More so, an Israeli historian, Ronin Isaac, dedicated a whole book on the life of Abdullah Tal, translated to Arabic by Salah Tell, Abdullah’s son, in 2016. The book speaks on Abdullah Tal’s life and the exceptionally rapid promotions he received for his efficient role in the Arab Army, under the British command, with whom Tell did not agree.  

The historical value of the book is comprised in the Author’s mentioning of the Arab Jordanian Army’s role in retaining Jerusalem and the West Bank in 48; especially Jerusalem, and the scale of effort placed by Tell there, when he was appointed military governor over the ancient city, and his participation in the covert Jordan-Israeli negotiations afterwards, followed by his escape to Egypt and his flip against King Abdullah I, and what was raised about his role in, and trial over, the assassination of His late Majesty in the Aqsa Mosque, as well as his return to Jordan in 1965 and his appointment in the Upper House of Senates until his death in August 13th, 1973; coinciding Saturday, tomorrow, in the 34th anniversary for his death.

The book talks about 2 main battles in which Tell successfully pounded the Israelis and secured victories. The first, in 1948, when he succeeded in sieging the “Kfar Atsion” (Gush Etzion) settlements on the Hebron-Jerusalem highway, downing 233 Israelis, executing 127, and capturing 320 of them.

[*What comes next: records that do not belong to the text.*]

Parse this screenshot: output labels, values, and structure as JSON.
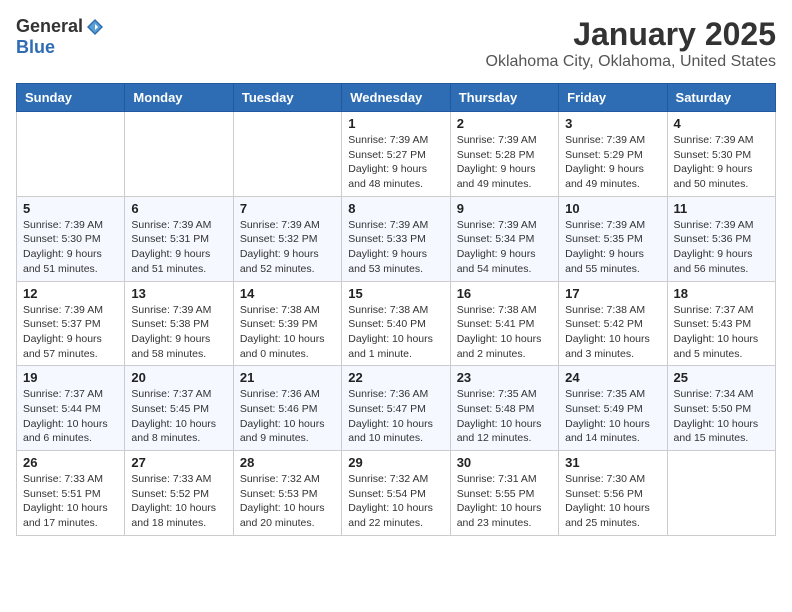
{
  "header": {
    "logo_general": "General",
    "logo_blue": "Blue",
    "title": "January 2025",
    "subtitle": "Oklahoma City, Oklahoma, United States"
  },
  "weekdays": [
    "Sunday",
    "Monday",
    "Tuesday",
    "Wednesday",
    "Thursday",
    "Friday",
    "Saturday"
  ],
  "weeks": [
    [
      {
        "day": "",
        "info": ""
      },
      {
        "day": "",
        "info": ""
      },
      {
        "day": "",
        "info": ""
      },
      {
        "day": "1",
        "info": "Sunrise: 7:39 AM\nSunset: 5:27 PM\nDaylight: 9 hours\nand 48 minutes."
      },
      {
        "day": "2",
        "info": "Sunrise: 7:39 AM\nSunset: 5:28 PM\nDaylight: 9 hours\nand 49 minutes."
      },
      {
        "day": "3",
        "info": "Sunrise: 7:39 AM\nSunset: 5:29 PM\nDaylight: 9 hours\nand 49 minutes."
      },
      {
        "day": "4",
        "info": "Sunrise: 7:39 AM\nSunset: 5:30 PM\nDaylight: 9 hours\nand 50 minutes."
      }
    ],
    [
      {
        "day": "5",
        "info": "Sunrise: 7:39 AM\nSunset: 5:30 PM\nDaylight: 9 hours\nand 51 minutes."
      },
      {
        "day": "6",
        "info": "Sunrise: 7:39 AM\nSunset: 5:31 PM\nDaylight: 9 hours\nand 51 minutes."
      },
      {
        "day": "7",
        "info": "Sunrise: 7:39 AM\nSunset: 5:32 PM\nDaylight: 9 hours\nand 52 minutes."
      },
      {
        "day": "8",
        "info": "Sunrise: 7:39 AM\nSunset: 5:33 PM\nDaylight: 9 hours\nand 53 minutes."
      },
      {
        "day": "9",
        "info": "Sunrise: 7:39 AM\nSunset: 5:34 PM\nDaylight: 9 hours\nand 54 minutes."
      },
      {
        "day": "10",
        "info": "Sunrise: 7:39 AM\nSunset: 5:35 PM\nDaylight: 9 hours\nand 55 minutes."
      },
      {
        "day": "11",
        "info": "Sunrise: 7:39 AM\nSunset: 5:36 PM\nDaylight: 9 hours\nand 56 minutes."
      }
    ],
    [
      {
        "day": "12",
        "info": "Sunrise: 7:39 AM\nSunset: 5:37 PM\nDaylight: 9 hours\nand 57 minutes."
      },
      {
        "day": "13",
        "info": "Sunrise: 7:39 AM\nSunset: 5:38 PM\nDaylight: 9 hours\nand 58 minutes."
      },
      {
        "day": "14",
        "info": "Sunrise: 7:38 AM\nSunset: 5:39 PM\nDaylight: 10 hours\nand 0 minutes."
      },
      {
        "day": "15",
        "info": "Sunrise: 7:38 AM\nSunset: 5:40 PM\nDaylight: 10 hours\nand 1 minute."
      },
      {
        "day": "16",
        "info": "Sunrise: 7:38 AM\nSunset: 5:41 PM\nDaylight: 10 hours\nand 2 minutes."
      },
      {
        "day": "17",
        "info": "Sunrise: 7:38 AM\nSunset: 5:42 PM\nDaylight: 10 hours\nand 3 minutes."
      },
      {
        "day": "18",
        "info": "Sunrise: 7:37 AM\nSunset: 5:43 PM\nDaylight: 10 hours\nand 5 minutes."
      }
    ],
    [
      {
        "day": "19",
        "info": "Sunrise: 7:37 AM\nSunset: 5:44 PM\nDaylight: 10 hours\nand 6 minutes."
      },
      {
        "day": "20",
        "info": "Sunrise: 7:37 AM\nSunset: 5:45 PM\nDaylight: 10 hours\nand 8 minutes."
      },
      {
        "day": "21",
        "info": "Sunrise: 7:36 AM\nSunset: 5:46 PM\nDaylight: 10 hours\nand 9 minutes."
      },
      {
        "day": "22",
        "info": "Sunrise: 7:36 AM\nSunset: 5:47 PM\nDaylight: 10 hours\nand 10 minutes."
      },
      {
        "day": "23",
        "info": "Sunrise: 7:35 AM\nSunset: 5:48 PM\nDaylight: 10 hours\nand 12 minutes."
      },
      {
        "day": "24",
        "info": "Sunrise: 7:35 AM\nSunset: 5:49 PM\nDaylight: 10 hours\nand 14 minutes."
      },
      {
        "day": "25",
        "info": "Sunrise: 7:34 AM\nSunset: 5:50 PM\nDaylight: 10 hours\nand 15 minutes."
      }
    ],
    [
      {
        "day": "26",
        "info": "Sunrise: 7:33 AM\nSunset: 5:51 PM\nDaylight: 10 hours\nand 17 minutes."
      },
      {
        "day": "27",
        "info": "Sunrise: 7:33 AM\nSunset: 5:52 PM\nDaylight: 10 hours\nand 18 minutes."
      },
      {
        "day": "28",
        "info": "Sunrise: 7:32 AM\nSunset: 5:53 PM\nDaylight: 10 hours\nand 20 minutes."
      },
      {
        "day": "29",
        "info": "Sunrise: 7:32 AM\nSunset: 5:54 PM\nDaylight: 10 hours\nand 22 minutes."
      },
      {
        "day": "30",
        "info": "Sunrise: 7:31 AM\nSunset: 5:55 PM\nDaylight: 10 hours\nand 23 minutes."
      },
      {
        "day": "31",
        "info": "Sunrise: 7:30 AM\nSunset: 5:56 PM\nDaylight: 10 hours\nand 25 minutes."
      },
      {
        "day": "",
        "info": ""
      }
    ]
  ]
}
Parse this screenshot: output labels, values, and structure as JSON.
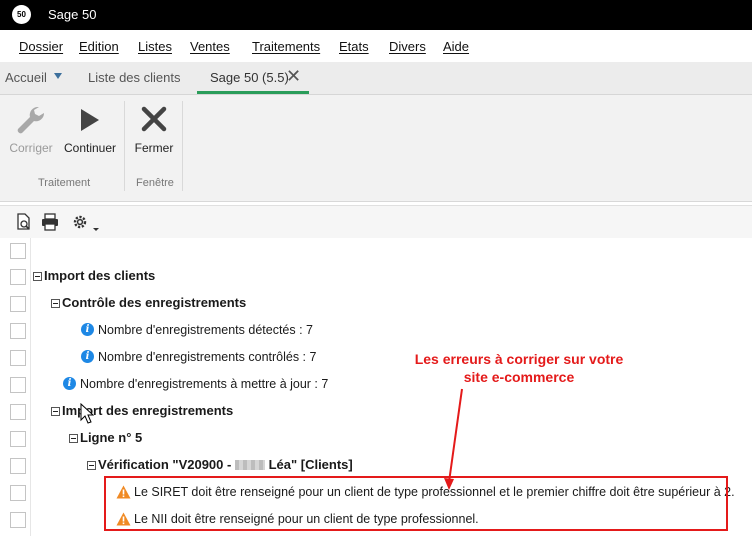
{
  "window": {
    "title": "Sage 50",
    "logo_text": "50"
  },
  "menu": {
    "items": [
      {
        "label": "Dossier",
        "name": "menu-dossier"
      },
      {
        "label": "Edition",
        "name": "menu-edition"
      },
      {
        "label": "Listes",
        "name": "menu-listes"
      },
      {
        "label": "Ventes",
        "name": "menu-ventes"
      },
      {
        "label": "Traitements",
        "name": "menu-traitements"
      },
      {
        "label": "Etats",
        "name": "menu-etats"
      },
      {
        "label": "Divers",
        "name": "menu-divers"
      },
      {
        "label": "Aide",
        "name": "menu-aide"
      }
    ]
  },
  "tabs": {
    "home": "Accueil",
    "clients": "Liste des clients",
    "active": "Sage 50 (5.5)"
  },
  "ribbon": {
    "corriger": "Corriger",
    "continuer": "Continuer",
    "fermer": "Fermer",
    "group_traitement": "Traitement",
    "group_fenetre": "Fenêtre"
  },
  "tree": {
    "import_clients": "Import des clients",
    "controle": "Contrôle des enregistrements",
    "detectes": "Nombre d'enregistrements détectés : 7",
    "controles": "Nombre d'enregistrements contrôlés : 7",
    "a_mettre_a_jour": "Nombre d'enregistrements à mettre à jour : 7",
    "import_enreg": "Import des enregistrements",
    "ligne": "Ligne n° 5",
    "verification_prefix": "Vérification \"V20900 - ",
    "verification_suffix": " Léa\" [Clients]",
    "error_siret": "Le SIRET doit être renseigné pour un client de type professionnel et le premier chiffre doit être supérieur à 2.",
    "error_nii": "Le NII doit être renseigné pour un client de type professionnel."
  },
  "annotation": {
    "line1": "Les erreurs à corriger sur votre",
    "line2": "site e-commerce"
  },
  "colors": {
    "accent_green": "#2a9d5a",
    "annotation_red": "#e41a1a",
    "info_blue": "#1e88e5",
    "warning_orange": "#f08a24"
  }
}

Typically, the disparity in this regard lies in the fact that the Kfar Atsion battle is paid no attention what so ever in our Arab history, while it received much particular interest from Israeli leaders and historians there, reflected upon as an extremely painful military failure. Ben-Gurion, in his memoirs, and other historians like Avi Shlaim, all talk about Tell’s instrumental role in this battle.

The second is the 1948 battle for Jerusalem, which almost fell under Israeli control before the Arab Army intervened. The irregular Arab militias, particularly the Salvation Army, were unable to stand up to the Israelis and suspend their progress into the neighbourhoods of the Arab City. So, Abdullah Tell stepped in, by direct command of King Abdullah I, sensing Glubb Pasha’s hesitation; the Prince said “Go Save Jerusalem”!

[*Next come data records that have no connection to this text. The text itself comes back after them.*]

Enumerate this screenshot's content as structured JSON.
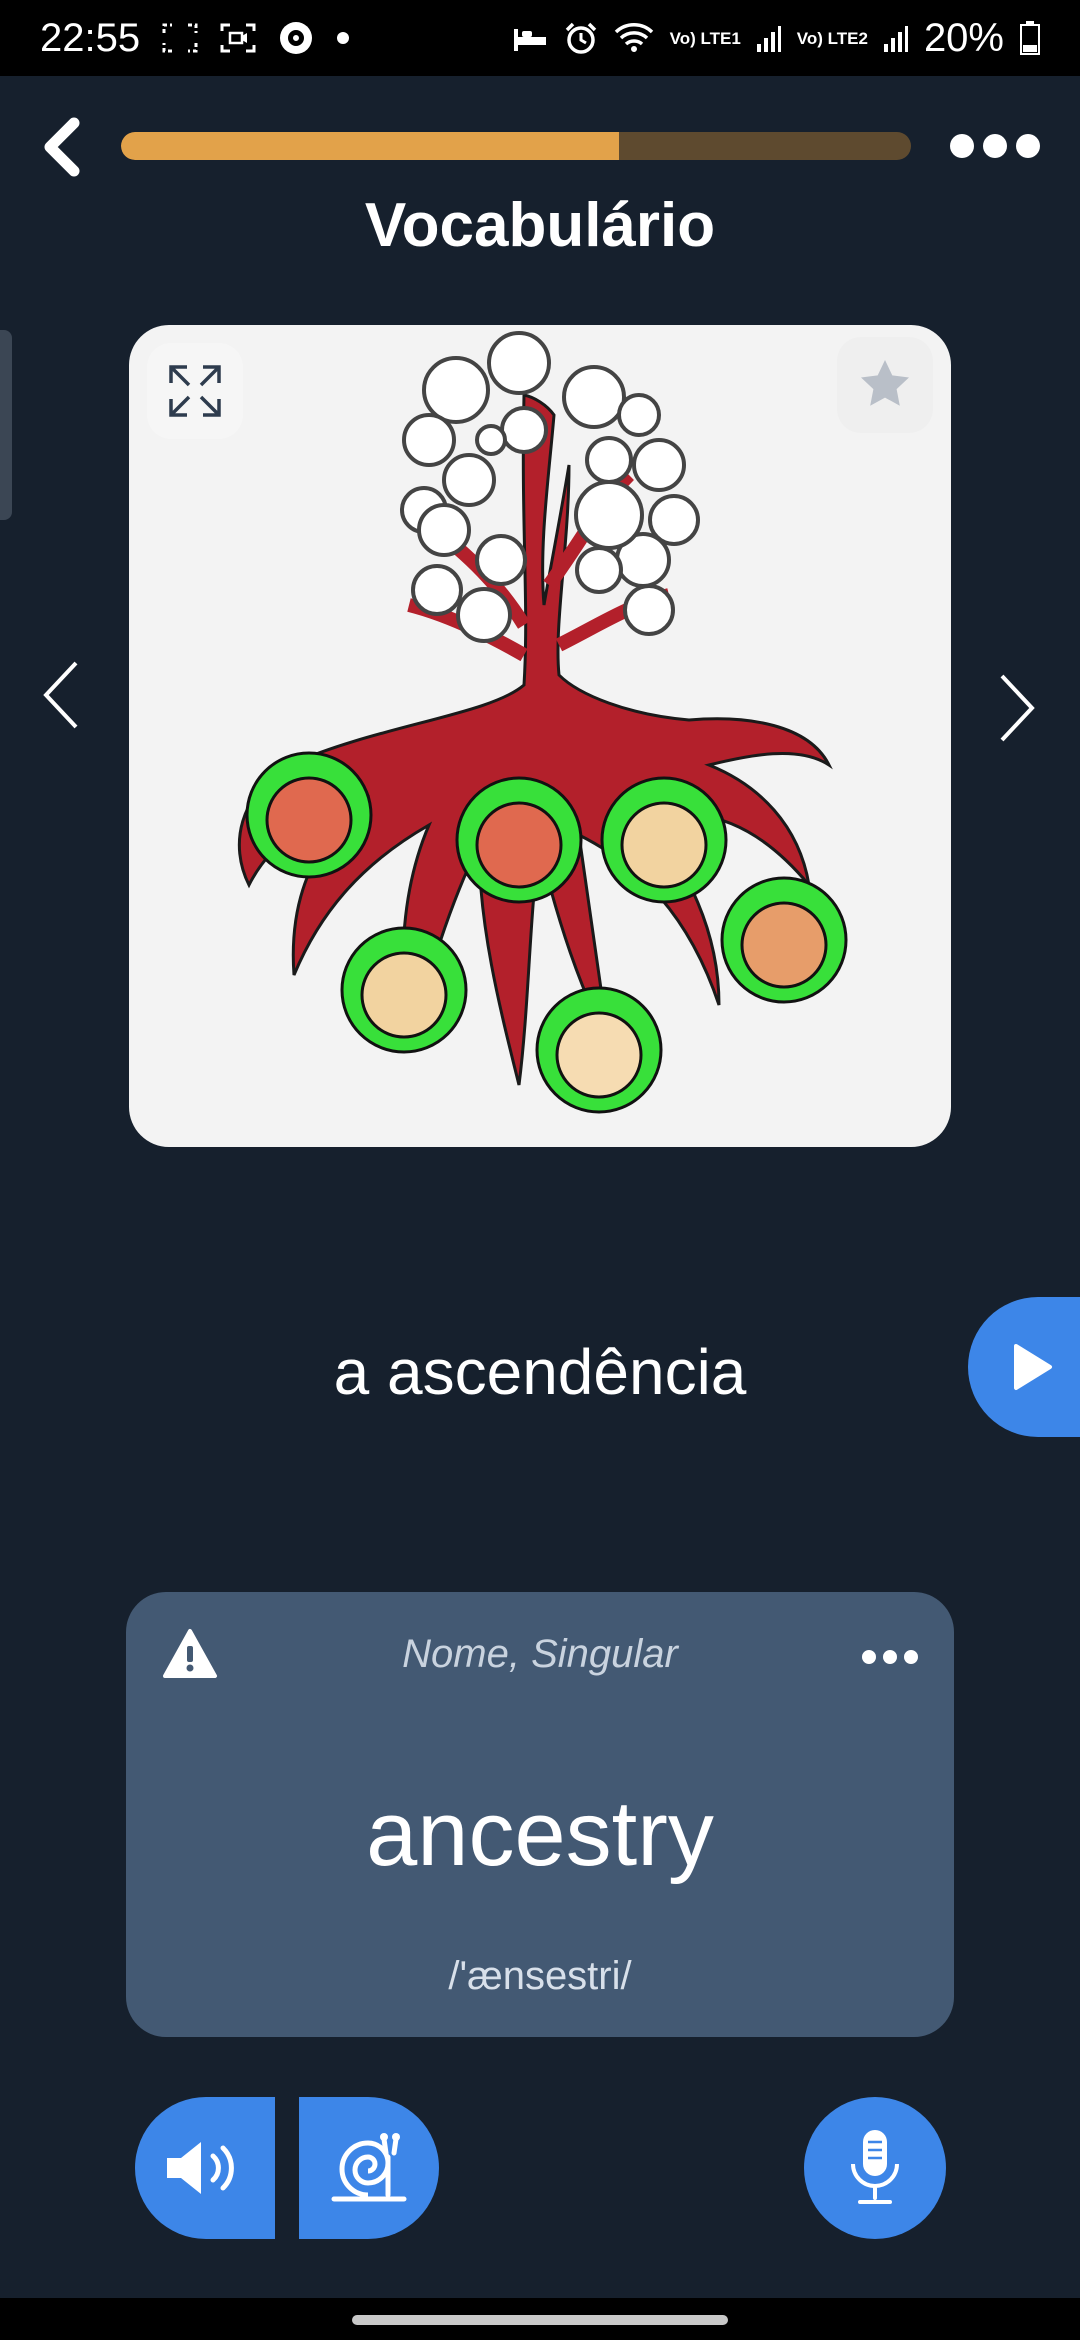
{
  "status_bar": {
    "time": "22:55",
    "sim1_label": "Vo) LTE1",
    "sim2_label": "Vo) LTE2",
    "battery": "20%",
    "icons": [
      "screenshot-icon",
      "screen-record-icon",
      "app-notification-icon",
      "dot-icon",
      "sleep-icon",
      "alarm-icon",
      "wifi-icon",
      "signal-icon",
      "battery-icon"
    ]
  },
  "header": {
    "title": "Vocabulário",
    "progress": 0.63,
    "colors": {
      "progress_fill": "#e2a24a",
      "progress_track": "#5e4a2f"
    }
  },
  "card": {
    "illustration": "family-tree-ancestry-illustration",
    "expand_icon": "expand-icon",
    "favorite_icon": "star-icon"
  },
  "word": {
    "portuguese": "a ascendência"
  },
  "translation_card": {
    "grammar": "Nome, Singular",
    "english": "ancestry",
    "phonetic": "/'ænsestri/"
  },
  "controls": {
    "audio": "speaker-icon",
    "slow_audio": "snail-icon",
    "microphone": "microphone-icon"
  },
  "theme": {
    "background": "#16202d",
    "accent": "#3d86e8",
    "card": "#435973"
  }
}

Indeed, Tell, in command of the 6th Arab Army regiment, was able to restore control over the old city, sieging the Jewish quarter, and forcing them to sign a surrender treaty, holding 290 of them in captivity, hence, protecting the Old City from falling in the 1948 war.

Meanwhile, Tell’s colleague and friend, Habis Majali, was advancing with his regiment in Latrunm to prevent Israeli advancements there. And according to Ronin Isaac, Tell and Majali were the only leaders who repelled Haganah attacks in the 1948; as well as assaults by other groups, among the totality of participating Arab forces.

The book is vitally crucial in the discourse of shedding light on the disparities between Prince Abdullah and the remainder of Arab governments who backed Hajj Amin Husseini, as well as on other disparities regarding Jordan’s role in Jerusalem and the West Bank. The book also thoroughly explores the historic, Arab and international, background on the assassination of the Prince, in addition to the dynamics that dominated the transition of governance through King Talal to King Hussein afterwards.